I’m sort of guessing Dorsey is a soccer player based on the analogy, but this is an increasingly widespread view. I’ll grant that promoting a book by Jesse Ventura on his site isn’t going to win Dorsey a ton of converts on this side of the fence, but if nothing else Ventura stands as a blueprint for an unaffiliated candidate to be elected.

I used Sobhani as an example because, for Dorsey to get on the ballot he would have to use the same petition approach and solicit the signatures of 1% of Maryland’s registered voters – that would be roughly 40,000 signatures required. In essence, Sobhani self-financed that part of his campaign which presumably Dorsey cannot do – otherwise he probably would have been on the District 43 ballot (and may have stood a slim chance of winning with no Republicans on the ballot given his conservative-leaning platform.)

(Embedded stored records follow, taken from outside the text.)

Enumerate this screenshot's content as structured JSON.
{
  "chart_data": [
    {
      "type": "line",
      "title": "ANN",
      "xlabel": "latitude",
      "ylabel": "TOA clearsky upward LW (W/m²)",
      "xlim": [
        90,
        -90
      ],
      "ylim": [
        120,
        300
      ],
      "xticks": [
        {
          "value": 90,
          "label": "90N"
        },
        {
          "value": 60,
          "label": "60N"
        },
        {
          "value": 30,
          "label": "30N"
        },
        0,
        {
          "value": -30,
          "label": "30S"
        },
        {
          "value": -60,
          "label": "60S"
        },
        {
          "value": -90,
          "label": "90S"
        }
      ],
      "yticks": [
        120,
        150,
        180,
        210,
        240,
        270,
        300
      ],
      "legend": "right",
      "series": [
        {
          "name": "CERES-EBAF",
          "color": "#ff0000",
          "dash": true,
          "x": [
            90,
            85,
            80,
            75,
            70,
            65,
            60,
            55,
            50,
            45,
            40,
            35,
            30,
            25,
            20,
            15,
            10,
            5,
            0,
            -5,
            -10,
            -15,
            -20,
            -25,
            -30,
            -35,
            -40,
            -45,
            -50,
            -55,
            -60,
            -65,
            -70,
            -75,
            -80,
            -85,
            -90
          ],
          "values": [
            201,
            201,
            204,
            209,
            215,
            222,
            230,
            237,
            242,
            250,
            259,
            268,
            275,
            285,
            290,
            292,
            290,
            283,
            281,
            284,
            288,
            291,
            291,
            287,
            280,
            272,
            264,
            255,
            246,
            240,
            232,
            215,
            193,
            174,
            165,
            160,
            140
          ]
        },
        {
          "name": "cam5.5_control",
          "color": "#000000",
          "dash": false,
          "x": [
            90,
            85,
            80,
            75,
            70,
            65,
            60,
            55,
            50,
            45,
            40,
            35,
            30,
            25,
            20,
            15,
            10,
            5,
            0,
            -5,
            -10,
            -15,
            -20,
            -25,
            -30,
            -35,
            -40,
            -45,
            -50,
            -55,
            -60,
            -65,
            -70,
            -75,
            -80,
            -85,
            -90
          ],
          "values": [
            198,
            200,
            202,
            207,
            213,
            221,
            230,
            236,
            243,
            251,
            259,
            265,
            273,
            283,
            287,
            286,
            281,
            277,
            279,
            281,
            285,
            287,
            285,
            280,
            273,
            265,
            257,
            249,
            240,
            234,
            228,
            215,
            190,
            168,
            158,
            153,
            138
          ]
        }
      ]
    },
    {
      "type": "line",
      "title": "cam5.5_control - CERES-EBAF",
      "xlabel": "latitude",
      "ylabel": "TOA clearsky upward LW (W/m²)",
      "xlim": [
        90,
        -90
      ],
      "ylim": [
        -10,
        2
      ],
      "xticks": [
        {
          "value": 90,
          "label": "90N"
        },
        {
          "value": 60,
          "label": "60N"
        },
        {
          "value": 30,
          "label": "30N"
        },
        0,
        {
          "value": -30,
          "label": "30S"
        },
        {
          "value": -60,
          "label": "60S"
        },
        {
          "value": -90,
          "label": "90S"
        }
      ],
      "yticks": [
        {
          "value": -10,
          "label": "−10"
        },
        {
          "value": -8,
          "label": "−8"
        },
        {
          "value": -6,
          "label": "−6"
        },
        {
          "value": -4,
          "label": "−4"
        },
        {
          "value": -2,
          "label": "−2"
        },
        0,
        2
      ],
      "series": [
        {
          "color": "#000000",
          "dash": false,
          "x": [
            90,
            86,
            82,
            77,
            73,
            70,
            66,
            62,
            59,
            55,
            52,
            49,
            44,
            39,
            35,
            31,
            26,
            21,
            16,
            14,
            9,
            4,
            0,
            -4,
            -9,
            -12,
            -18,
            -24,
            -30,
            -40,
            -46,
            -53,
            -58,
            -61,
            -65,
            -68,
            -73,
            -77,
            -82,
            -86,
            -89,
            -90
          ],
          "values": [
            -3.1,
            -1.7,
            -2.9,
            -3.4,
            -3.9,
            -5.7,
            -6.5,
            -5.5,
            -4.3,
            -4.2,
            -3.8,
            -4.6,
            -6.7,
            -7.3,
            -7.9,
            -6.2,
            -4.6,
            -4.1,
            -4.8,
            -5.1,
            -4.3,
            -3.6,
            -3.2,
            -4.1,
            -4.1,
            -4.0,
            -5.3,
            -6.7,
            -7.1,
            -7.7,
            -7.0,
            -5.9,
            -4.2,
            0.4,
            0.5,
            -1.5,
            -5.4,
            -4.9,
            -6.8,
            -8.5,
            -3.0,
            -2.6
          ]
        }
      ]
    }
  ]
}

It may take time on the GOP side, but considering the 2016 ballot will be just like the 2012 ballot (primarily federal races, including a Senate seat) we may see one or two ambitious members of the Maryland General Assembly try a statewide run from the cover of a legislative seat. Recent examples of this are State Senator C. Anthony Muse running against Ben Cardin in the 2012 Democratic primary and former State Senator E.J. Pipkin getting the GOP nomination in 2004 but losing to Mikulski in November. I could see at least one General Assembly Republican giving it a go, and maybe there will be a Democrat who sticks his or her neck out – on that front all bets are off if Mikulski decides to retire.

So it may be later this spring before the race begins to take shape, but there’s not a lot of time to waste as the primary will be April 5, 2016. Dorsey may be first to file but I suspect he will have a lot of company by the filing deadline next January.